According to the preferred embodiment the development components are Java beans and comprise an icon to permit their representation within visual development tools or environments. The development components comprise a main component, representing a form and a sub-component, representing a text field on the form. The use of a visual development environment to represent the data file means that it is possible to visualise the complex relationships between the various components. The process of creating and debugging the data files is thus a much simpler one.
In the preferred embodiment the program is compiled by generating an executable component from each development component and linking the executable components together. On running a first executable component, data file information from the first executable is output before running the next and subsequent executable components.
The data file itself, according to the preferred embodiment, comprises mark-up information and this may be XML based. A third party computer system interprets this file and this system may be a dialogue management system for a computer telephony system.
In a further aspect the invention provides a system for creating a data file using a programming development environment on a further computer system, said system comprising: means for building a program in said development environment to represent said data file; means for compiling the program in said development environment into a software executable; and means for running the executable to generate the data file.
In a yet still further aspect the invention provides a computer program product comprising computer program code stored on a computer readable storage medium for creating a data file using a programming development environment, said computer program product comprising: means for building a program in said development environment to represent said data file; means for compiling the program in said development environment into a software executable; and means for running the executable to generate the data file.
The invention provides a method of using the existing visual programming tools and environment to automatically generate the textual definitions for the forms.
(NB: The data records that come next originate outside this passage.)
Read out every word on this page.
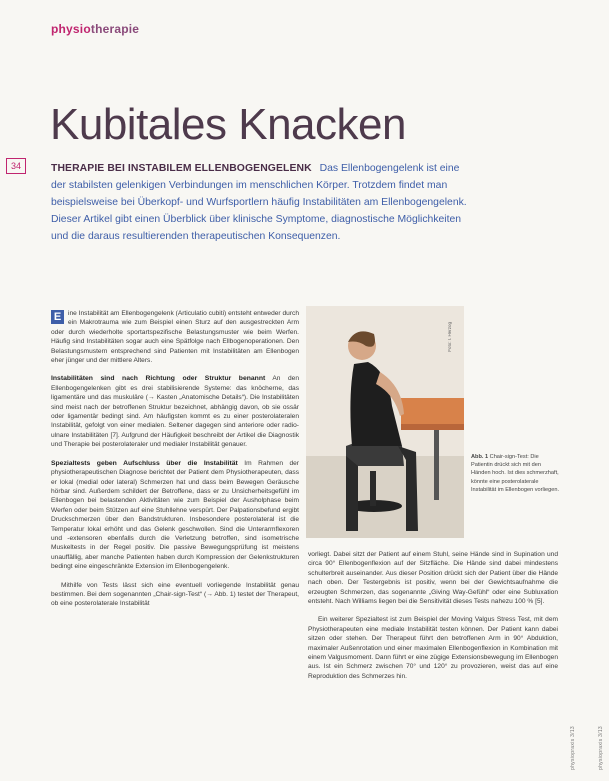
physiotherapie
34
Kubitales Knacken
THERAPIE BEI INSTABILEM ELLENBOGENGELENK Das Ellenbogengelenk ist eine der stabilsten gelenkigen Verbindungen im menschlichen Körper. Trotzdem findet man beispielsweise bei Überkopf- und Wurfsportlern häufig Instabilitäten am Ellenbogengelenk. Dieser Artikel gibt einen Überblick über klinische Symptome, diagnostische Möglichkeiten und die daraus resultierenden therapeutischen Konsequenzen.

E	ine Instabilität am Ellenbogengelenk (Articulatio cubiti) entsteht entweder durch ein Makrotrauma wie zum Beispiel einen Sturz auf den ausgestreckten Arm oder durch wiederholte sportartspezifische Belastungsmuster wie beim Werfen. Häufig sind Instabilitäten sogar auch eine Spätfolge nach Ellbogenoperationen. Den Belastungsmustern entsprechend sind Patienten mit Instabilitäten am Ellenbogen eher jünger und der mittlere Alters.

Instabilitäten sind nach Richtung oder Struktur benannt An den Ellenbogengelenken gibt es drei stabilisierende Systeme: das knöcherne, das ligamentäre und das muskuläre (→ Kasten „Anatomische Details“). Die Instabilitäten sind meist nach der betroffenen Struktur bezeichnet, abhängig davon, ob sie ossär oder ligamentär bedingt sind. Am häufigsten kommt es zu einer posterolateralen Instabilität, gefolgt von einer medialen. Seltener dagegen sind anteriore oder radio-ulnare Instabilitäten [7]. Aufgrund der Häufigkeit beschreibt der Artikel die Diagnostik und Therapie bei posterolateraler und medialer Instabilität genauer.

Spezialtests geben Aufschluss über die Instabilität Im Rahmen der physiotherapeutischen Diagnose berichtet der Patient dem Physiotherapeuten, dass er lokal (medial oder lateral) Schmerzen hat und dass beim Bewegen Geräusche hörbar sind. Außerdem schildert der Betroffene, dass er zu Unsicherheitsgefühl im Ellenbogen bei belastenden Aktivitäten wie zum Beispiel der Ausholphase beim Werfen oder beim Stützen auf eine Stuhllehne verspürt. Der Palpationsbefund ergibt Druckschmerzen über den Bandstrukturen. Insbesondere posterolateral ist die Temperatur lokal erhöht und das Gelenk geschwollen. Sind die Unterarmflexoren und -extensoren ebenfalls durch die Verletzung betroffen, sind isometrische Muskeltests in der Regel positiv. Die passive Bewegungsprüfung ist meistens unauffällig, aber manche Patienten haben durch Kompression der Gelenkstrukturen bedingt eine eingeschränkte Extension im Ellenbogengelenk.

Mithilfe von Tests lässt sich eine eventuell vorliegende Instabilität genau bestimmen. Bei dem sogenannten „Chair-sign-Test“ (→ Abb. 1) testet der Therapeut, ob eine posterolaterale Instabilität

Foto: I. Herzog
Abb. 1 Chair-sign-Test: Die Patientin drückt sich mit den Händen hoch. Ist dies schmerzhaft, könnte eine posterolaterale Instabilität im Ellenbogen vorliegen.

vorliegt. Dabei sitzt der Patient auf einem Stuhl, seine Hände sind in Supination und circa 90° Ellenbogenflexion auf der Sitzfläche. Die Hände sind dabei mindestens schulterbreit auseinander. Aus dieser Position drückt sich der Patient über die Hände nach oben. Der Testergebnis ist positiv, wenn bei der Gewichtsaufnahme die erzeugten Schmerzen, das sogenannte „Giving Way-Gefühl“ oder eine Subluxation entsteht. Nach Williams liegen bei die Sensitivität dieses Tests nahezu 100 % [5].

Ein weiterer Spezialtest ist zum Beispiel der Moving Valgus Stress Test, mit dem Physiotherapeuten eine mediale Instabilität testen können. Der Patient kann dabei sitzen oder stehen. Der Therapeut führt den betroffenen Arm in 90° Abduktion, maximaler Außenrotation und einer maximalen Ellenbogenflexion in Kombination mit einem Valgusmoment. Dann führt er eine zügige Extensionsbewegung im Ellenbogen aus. Ist ein Schmerz zwischen 70° und 120° zu provozieren, weist das auf eine Reproduktion des Schmerzes hin.

physiopraxis 3/13	physiopraxis 3/13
This is more financially sound than making further huge investments in yet another generation of tools.
According to the preferred embodiment, allowing the beans to generate these data files not only isolates the application developer from the syntax of the data files but also in some measure from the actual dialogue management technology being used. By shipping an updated set of beans classes and rerunning the software component it is possible to generate a completely different data file syntax without the need to do anything to the actual application definition. Such isolation allows the dialogue management technology to start simple and to grow over time adding new features and capabilities including even a new definition syntax.